Wednesday, July 25, 2007

The Sustainable Railway: a read of yesterday’s white paper

It’s a good one. There are many encouraging signs of clear analytical thinking and lots of commitments by the Government to do sensible, pragmatic things and get the other stakeholders (Network Rail, train operators, local authorities and us) to do likewise.

Things I particularly like:

  • nationwide Oyster-compatible travel smartcards to be introduced;
  • a requirement for train operators to monitor how full every service is that they run;
  • recognition of the huge amount of capacity in the network that is currently wasted, and of the primary reasons for that wastage;
  • recognition that people are travelling in new patterns (eg. commuting twice a week rather than Monday to Friday) and that they need ticketing, service and staffing provision to reflect this;
  • recognition of the environmental cost of rail travel and the fact that individuals may begin to see this as a disincentive to commute (According to the report, rail accounts for less than 1% of the national emission of CO2 – road takes almost all of the 23% due to transport). The chapter on environmental concerns makes interesting reading [and it’s good news if you happen to be a ‘retention toilet’ manufacturer];
  • a serious plan for freight that includes widening track clearances (‘loading gauge’) so that wagons from the rest of Europe can travel on certain routes in the UK.

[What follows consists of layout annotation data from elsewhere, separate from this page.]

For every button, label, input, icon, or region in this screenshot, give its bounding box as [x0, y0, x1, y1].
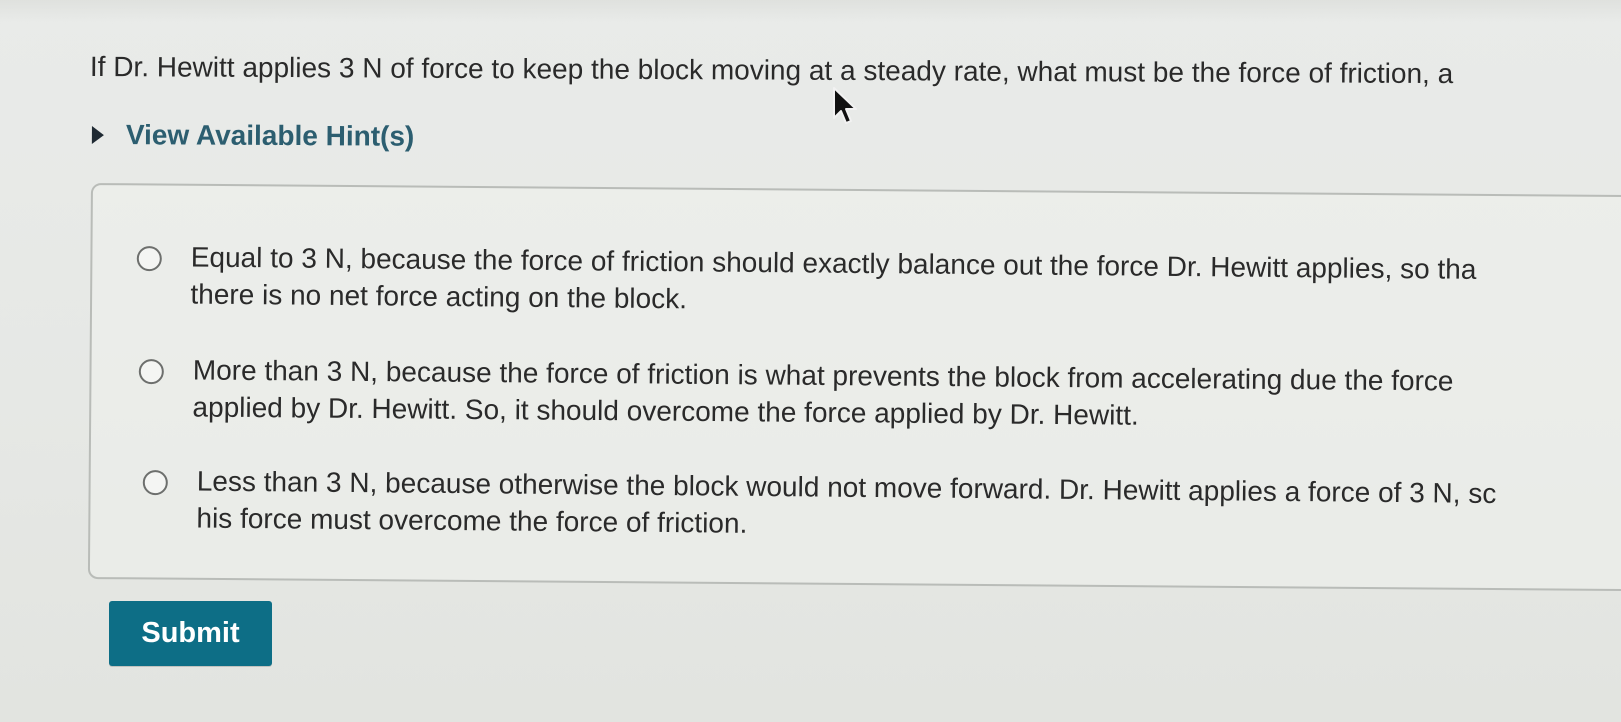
radio-button-2[interactable]	[138, 358, 164, 385]
answer-option-2[interactable]: More than 3 N, because the force of fric…	[138, 351, 1553, 437]
answer-option-3-text: Less than 3 N, because otherwise the blo…	[196, 463, 1557, 550]
submit-button[interactable]: Submit	[109, 601, 272, 666]
radio-button-3[interactable]	[142, 469, 168, 496]
answer-option-2-text: More than 3 N, because the force of fric…	[192, 351, 1553, 437]
radio-button-1[interactable]	[136, 245, 162, 272]
answer-option-3[interactable]: Less than 3 N, because otherwise the blo…	[142, 462, 1557, 550]
answer-option-1[interactable]: Equal to 3 N, because the force of frict…	[136, 238, 1551, 326]
page-top-edge	[0, 0, 1621, 22]
triangle-right-icon	[91, 125, 104, 145]
view-hints-label: View Available Hint(s)	[125, 119, 415, 152]
answer-option-1-text: Equal to 3 N, because the force of frict…	[190, 239, 1551, 326]
view-hints-toggle[interactable]: View Available Hint(s)	[91, 118, 415, 154]
mouse-pointer-icon	[833, 87, 857, 124]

Interesting factoid: ‘Increasing the maximum speed of a train from 200 km/h to 350 km/h means a 90 per cent increase in energy consumption. In exchange, it cuts station-to-station journey time by less than 25 per cent’ (page 62/171 in the PDF).

There are plenty of things in the report that are not so good; amongst them the fact that the unpleasant ‘pacer’ trains are going to have to keep going for at least another three years. And there’s an unqualified acceptance of the Eddington report’s contention that demand for international air travel is going to double by 2030; the environmental angle that’s deployed well elsewhere in the report seems to have been dropped from this part of the discussion. Of course, the forum for challenging the growing demand for long-haul flights is elsewhere.

In all, a stimulating read and something that I hope forms the foundation for significant future improvements. If you believe the figures in the report, seriously-delayed trains are becoming something of a rarity. Wonderful; but, like this report, such an achievement could have arrived considerably earlier in the day.